By Haley Shoemaker
“Pitiful is the person who is afraid of taking risks. Perhaps this person will never be disappointed or disillusioned; perhaps she won’t suffer the way people do when they have a dream to follow. But when that person looks back – and at some point everyone looks back – she will hear her heart.” – Paul Coehlo
There’s something magical about moving out on your own.
I know that sounds very Disney – Velveeta, even – but there really is.
There is grace in change. There is grace in embarking on your own journey because it was something you knew you had to do. There is beauty and poetry and vitality in that, even if the motions (packing your suitcases, cancelling your subscriptions, selling your books) feel mundane.
In a sense, you enter this different universe. All the things you hated about the place you live, all the things that tugged at your nerves and grated at your core, are different. You may feel yourself already distant from them. You may realize (maybe even with a pang) that you’ll miss them. Everything that was dull glitters. Everything that used to cut you feels so much softer.
You know you’ll miss the obvious things, of course: home-cooked meals, kissing your little sister’s forehead, knowing everyone at the grocery store, knowing everyone at work, knowing that your friends are just a bus ride away, not having to pay rent.
You’ll miss the boy who asked if you were “allowed to look that cute at work.”
You’ll miss walking the dog.
You’ll miss being able to see your mom every day.
You’re supposed to want to fly out of the nest, even if you end up crashing.
And you want to fly – you do – but you also know that once you do, nothing will ever be the same.
That’s a good thing, even if it might be painful.
You know that when you pack your final bags, when you say your last goodbyes, when you step onto the plane, when you ascend, when you land and when you begin again, that you will feel like there is a part being ripped out of you. But you know that at the same time, there is a part of you being opened.
You’re scared of everything new, but after a while, all things that are new will be familiar. They will be comfortable. They will be home.
This will happen before you’ve realized that it’s happened.
I don’t “know” this (I am still living home with my parents and have not actually moved yet), but I know this.
My plane ticket is purchased, and every week I’m paying a deposit to an acting program that I’ll be starting in August.
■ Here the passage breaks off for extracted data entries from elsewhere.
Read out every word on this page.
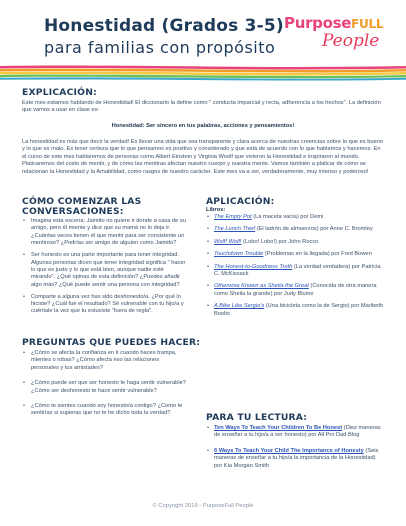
Honestidad (Grados 3-5)
para familias con propósito
PurposeFULL
People
EXPLICACIÓN:
Este mes estamos hablando de Honestidad! El diccionario la define como " conducta imparcial y recta, adherencia a los hechos". La definición que vamos a usar en clase es:
Honestidad: Ser sincero en tus palabras, acciones y pensamientos!
La honestidad es más que decir la verdad! Es llevar una vida que sea transparente y clara acerca de nuestras creencias sobre lo que es bueno y lo que es malo. Es tener certeza que lo que pensamos es positivo y considerado y que está de acuerdo con lo que hablamos y hacemos. En el curso de este mes hablaremos de personas como Albert Einstein y Virginia Woolf que vivieron la Honestidad e inspiraron al mundo. Platicaremos del costo de mentir, y de cómo las mentiras afectan nuestro cuerpo y nuestra mente. Vamos también a platicar de cómo se relacionan la Honestidad y la Amabilidad, como rasgos de nuestro carácter. Este mes va a ser, verdaderamente, muy intenso y poderoso!
CÓMO COMENZAR LAS
CONVERSACIONES:
• Imagina esta escena: Jaimito no quiere ir donde a casa de su amigo, pero él miente y dice que su mamá no lo deja ir. ¿Cuántas veces tienen él que mentir para ser consistente un mentiroso? ¿Podrías ser amigo de alguien como Jaimito?
• Ser honesto es una parte importante para tener integridad. Algunas personas dicen que tener integridad significa " hacer lo que es justo y lo que está bien, aunque nadie esté mirando". ¿Qué opinas de esta definición? ¿Puedes añadir algo más? ¿Qué puede sentir una persona con integridad?
• Comparte a alguna vez has sido deshonesto/a. ¿Por qué lo hiciste? ¿Cuál fue el resultado? Sé vulnerable con tu hijo/a y cuéntale la vez que tu estuviste "fuera de regla".
PREGUNTAS QUE PUEDES HACER:
• ¿Cómo se afecta la confianza en ti cuando haces trampa, mientes o robas? ¿Cómo afecta eso las relaciones personales y tus amistades?
• ¿Cómo puede ser que ser honesto te haga sentir vulnerable? ¿Cómo ser deshonesto te hace sentir vulnerable?
• ¿Cómo te sientes cuando soy honesto/a contigo? ¿Como te sentirías si supieras que no te he dicho toda la verdad?
APLICACIÓN:
Libros:
• The Empty Pot (La maceta vacía) por Demi
• The Lunch Thief (El ladrón de almuerzos) por Anne C. Bromley
• Wolf! Wolf! (Lobo! Lobo!) por John Rocco
• Touchdown Trouble (Problemas en la llegada) por Fred Bowen
• The Honest-to-Goodness Truth (La verdad verdadera) por Patricia C. McKissack
• Otherwise Known as Sheila the Great (Conocida de otra manera como Sheila la grande) por Judy Blume
• A Bike Like Sergio's (Una bicicleta como la de Sergio) por Maribeth Boelts
PARA TU LECTURA:
• Ten Ways To Teach Your Children To Be Honest (Diez maneras de enseñar a tu hijo/a a ser honesto) por All Pro Dad Blog
• 6 Ways To Teach Your Child The Importance of Honesty (Seis maneras de enseñar a tu hijo/a la importancia de la Honestidad) por Kia Morgan Smith
© Copyright 2019 - PurposeFull People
Every week, it’s more and more real.
I’ve hinted at it to my parents, told my friends about the acting classes I’ve been taking online and asked one of my work friends how I should approach my boss to say when I plan on leaving. But it is so hard to say it outright. It is so hard to say “I am leaving, and that is that.”
Is there a gentler way to say it?
“I love you, but I’m leaving.”
“I wish I could stay, but I have to go, and this is why, and this is when.”
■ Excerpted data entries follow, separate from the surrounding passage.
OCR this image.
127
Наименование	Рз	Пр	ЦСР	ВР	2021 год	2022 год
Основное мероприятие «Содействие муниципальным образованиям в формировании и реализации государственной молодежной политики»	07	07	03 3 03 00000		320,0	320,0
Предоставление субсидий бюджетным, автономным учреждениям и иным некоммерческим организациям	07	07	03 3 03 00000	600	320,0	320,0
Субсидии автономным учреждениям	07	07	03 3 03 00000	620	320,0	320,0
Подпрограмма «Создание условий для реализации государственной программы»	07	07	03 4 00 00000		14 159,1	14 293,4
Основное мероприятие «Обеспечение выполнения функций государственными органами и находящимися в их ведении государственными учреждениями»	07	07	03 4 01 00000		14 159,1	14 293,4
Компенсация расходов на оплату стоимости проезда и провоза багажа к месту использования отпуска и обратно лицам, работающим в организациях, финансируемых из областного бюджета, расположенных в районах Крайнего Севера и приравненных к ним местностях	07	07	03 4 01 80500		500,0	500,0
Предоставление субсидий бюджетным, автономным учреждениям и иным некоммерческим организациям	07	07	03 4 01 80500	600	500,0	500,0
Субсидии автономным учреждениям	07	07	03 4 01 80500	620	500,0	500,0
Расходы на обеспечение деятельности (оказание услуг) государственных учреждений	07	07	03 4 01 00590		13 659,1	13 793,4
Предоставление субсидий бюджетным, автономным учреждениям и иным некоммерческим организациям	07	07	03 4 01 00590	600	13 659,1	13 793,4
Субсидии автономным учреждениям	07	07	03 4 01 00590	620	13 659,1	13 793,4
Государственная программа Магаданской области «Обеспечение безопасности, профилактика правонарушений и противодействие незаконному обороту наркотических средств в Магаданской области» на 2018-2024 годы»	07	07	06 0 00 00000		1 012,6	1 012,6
Is it kinder to give a month’s advance, or should I just tell everyone now?
Should I have told them that moment I knew?
There will be naysayers, I know, and I don’t want to deal with their negativity. I don’t want to bring it in, but there may not be a way to avoid it.
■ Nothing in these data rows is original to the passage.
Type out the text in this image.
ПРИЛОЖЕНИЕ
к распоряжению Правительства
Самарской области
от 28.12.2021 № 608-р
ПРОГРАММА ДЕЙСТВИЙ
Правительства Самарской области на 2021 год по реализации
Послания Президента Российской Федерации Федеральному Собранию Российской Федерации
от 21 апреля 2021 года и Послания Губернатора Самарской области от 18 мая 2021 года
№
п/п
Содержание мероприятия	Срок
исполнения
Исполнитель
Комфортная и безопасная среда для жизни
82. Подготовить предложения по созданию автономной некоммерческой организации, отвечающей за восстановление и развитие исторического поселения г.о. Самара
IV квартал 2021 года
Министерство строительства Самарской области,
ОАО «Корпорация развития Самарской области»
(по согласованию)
I’ve considered tweaking my story, maybe by saying I’m taking community college classes in LA for a year to establish residency and transfer to a university. While this is something I’ve actually considered, it would suggest that I’m ashamed of my dream, my passion, my end result, and I’m not.
I’ve bought boxes of postcards to send, several already stamped. I’ve researched and I’ve fought and I’m working as many hours as I can to build on my nest egg.
I’m so ready, and at the same time it all feels like it’s happening so fast. I don’t know how or where or when to say that I’m leaving, to say goodbye.
But I know that I’m already starting to let go.